WASHINGTON -- Federal health officials have approved the first- ever treatment for Fabry's disease, a rare, inherited disorder that often kills its sufferers -- mostly men -- around age 50.
The treatment, Genzyme Corp.'s Fabrazyme, replaces a fat- metabolizing enzyme that Fabry's patients lack. Without that enzyme, fats build to extremely high levels inside organs, causing heart attacks and kidney failure as well as debilitating pain.
The Food and Drug Administration approved Fabrazyme Thursday under two special programs. One allows the sale of treatments for life- threatening diseases before there's complete proof they work. The other gives seven years of marketing exclusivity to the first approved therapy for disorders so rare they're classified "orphan diseases." Fabry's disease (fa-BRAY) is thought to afflict 5,000 people worldwide.
Fabrazyme is a genetically engineered version of the missing enzyme alpha-galactosidase A. In one study of 58 patients, intravenous infusions every two weeks significantly cleared fat deposits from the kidney and certain other tissues in two-thirds of recipients.
"It is a definite improvement in quality of life," said Jaime Martinez, 42, of Scotch Plains, N.J., who is participating in another Fabrazyme study.
The drug hasn't reversed his kidney damage, but Martinez no longer requires narcotics for the once-excruciating pain in his hands and feet, and for the first time in years has enough energy to play with his children each afternoon.
The hope is that by regularly lowering fat deposits, organ failure will be delayed or prevented, said FDA Commissioner Mark McClellan.
Genzyme's study to prove if Fabrazyme has that ultimate benefit won't be finished until at least next January. Fabrazyme was deemed promising enough to begin selling now, as long as Genzyme quickly provides confirmatory data.
Genzyme will begin U.S. sales in a few weeks. A spokeswoman refused to reveal the price, but in Europe, Fabrazyme costs about $180,000 a year.
Genzyme won FDA approval over a rival, Transkaryotic Therapies' Replagal. McClellan wouldn't address that drug's future.
The question now is whether Genzyme can ever adequately prove Fabrazyme's benefit, as required by federal law. Its ongoing study compares the drug to a dummy infusion.

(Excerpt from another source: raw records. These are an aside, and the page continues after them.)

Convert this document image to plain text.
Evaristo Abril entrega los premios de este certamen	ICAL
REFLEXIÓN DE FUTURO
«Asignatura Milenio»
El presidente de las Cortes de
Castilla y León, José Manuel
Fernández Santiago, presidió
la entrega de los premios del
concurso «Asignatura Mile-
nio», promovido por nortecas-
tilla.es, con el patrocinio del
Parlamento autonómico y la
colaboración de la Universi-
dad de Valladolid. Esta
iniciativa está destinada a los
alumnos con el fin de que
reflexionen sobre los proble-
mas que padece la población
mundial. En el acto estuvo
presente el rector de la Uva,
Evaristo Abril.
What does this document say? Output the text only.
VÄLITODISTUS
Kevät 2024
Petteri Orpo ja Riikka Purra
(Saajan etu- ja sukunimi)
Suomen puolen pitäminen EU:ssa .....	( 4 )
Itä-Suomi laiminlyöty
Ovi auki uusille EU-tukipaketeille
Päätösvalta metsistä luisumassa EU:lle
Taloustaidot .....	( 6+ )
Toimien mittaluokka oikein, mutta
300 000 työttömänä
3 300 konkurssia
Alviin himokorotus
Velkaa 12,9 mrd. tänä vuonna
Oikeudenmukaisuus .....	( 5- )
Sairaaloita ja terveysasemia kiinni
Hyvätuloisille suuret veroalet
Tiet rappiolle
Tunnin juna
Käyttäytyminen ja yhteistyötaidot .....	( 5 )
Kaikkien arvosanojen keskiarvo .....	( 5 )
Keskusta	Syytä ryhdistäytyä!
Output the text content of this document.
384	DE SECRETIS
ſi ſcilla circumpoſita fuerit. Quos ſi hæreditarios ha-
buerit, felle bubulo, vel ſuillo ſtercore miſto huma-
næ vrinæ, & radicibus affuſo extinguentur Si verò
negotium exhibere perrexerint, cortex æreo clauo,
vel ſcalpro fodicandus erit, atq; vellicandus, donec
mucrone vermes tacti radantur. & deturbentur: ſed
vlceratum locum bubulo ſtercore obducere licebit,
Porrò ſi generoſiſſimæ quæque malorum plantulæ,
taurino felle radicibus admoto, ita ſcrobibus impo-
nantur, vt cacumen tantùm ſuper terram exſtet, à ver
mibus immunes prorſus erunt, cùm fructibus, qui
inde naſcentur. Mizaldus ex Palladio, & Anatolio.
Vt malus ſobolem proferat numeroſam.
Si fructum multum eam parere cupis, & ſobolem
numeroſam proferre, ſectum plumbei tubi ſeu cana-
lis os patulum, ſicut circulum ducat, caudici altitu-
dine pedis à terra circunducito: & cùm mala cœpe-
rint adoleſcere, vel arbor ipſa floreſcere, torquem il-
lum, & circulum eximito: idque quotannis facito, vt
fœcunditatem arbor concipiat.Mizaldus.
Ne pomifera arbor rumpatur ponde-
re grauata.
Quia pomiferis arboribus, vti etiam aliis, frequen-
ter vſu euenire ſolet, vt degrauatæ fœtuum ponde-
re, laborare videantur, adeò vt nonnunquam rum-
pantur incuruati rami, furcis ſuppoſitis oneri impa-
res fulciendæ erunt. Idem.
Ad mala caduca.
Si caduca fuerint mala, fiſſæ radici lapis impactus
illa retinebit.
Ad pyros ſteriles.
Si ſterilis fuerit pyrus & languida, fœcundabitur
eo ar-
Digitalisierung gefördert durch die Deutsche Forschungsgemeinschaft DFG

Many participants who don't want to risk getting a placebo probably will drop out of the study once insurance coverage kicks in, expected in a few months.
Genzyme promised FDA that it will make special efforts to retain enough participants for a valid study, through such steps as switching placebo patients to Fabrazyme as soon as they show any kidney deterioration.
But FDA also plans to allow some novel statistical analyses -- including comparing medical records of how patients fared before Fabrazyme ever was developed -- in assessing the drug's benefit.
It's a crucial test for the biotechnology industry: How well Genzyme works with FDA in analyzing Fabrazyme could determine how easy it will be for other rare-disease treatments to win accelerated approval.
"This is a very important treatment, potentially," McClellan said. But, "I want to be very clear about this: Effective studies after approval are essential."
Fabrazyme comes with some serious side effects, including painful infusion reactions and allergic reactions. FDA cautioned that health workers should carefully monitor patients during the every-other- week infusions.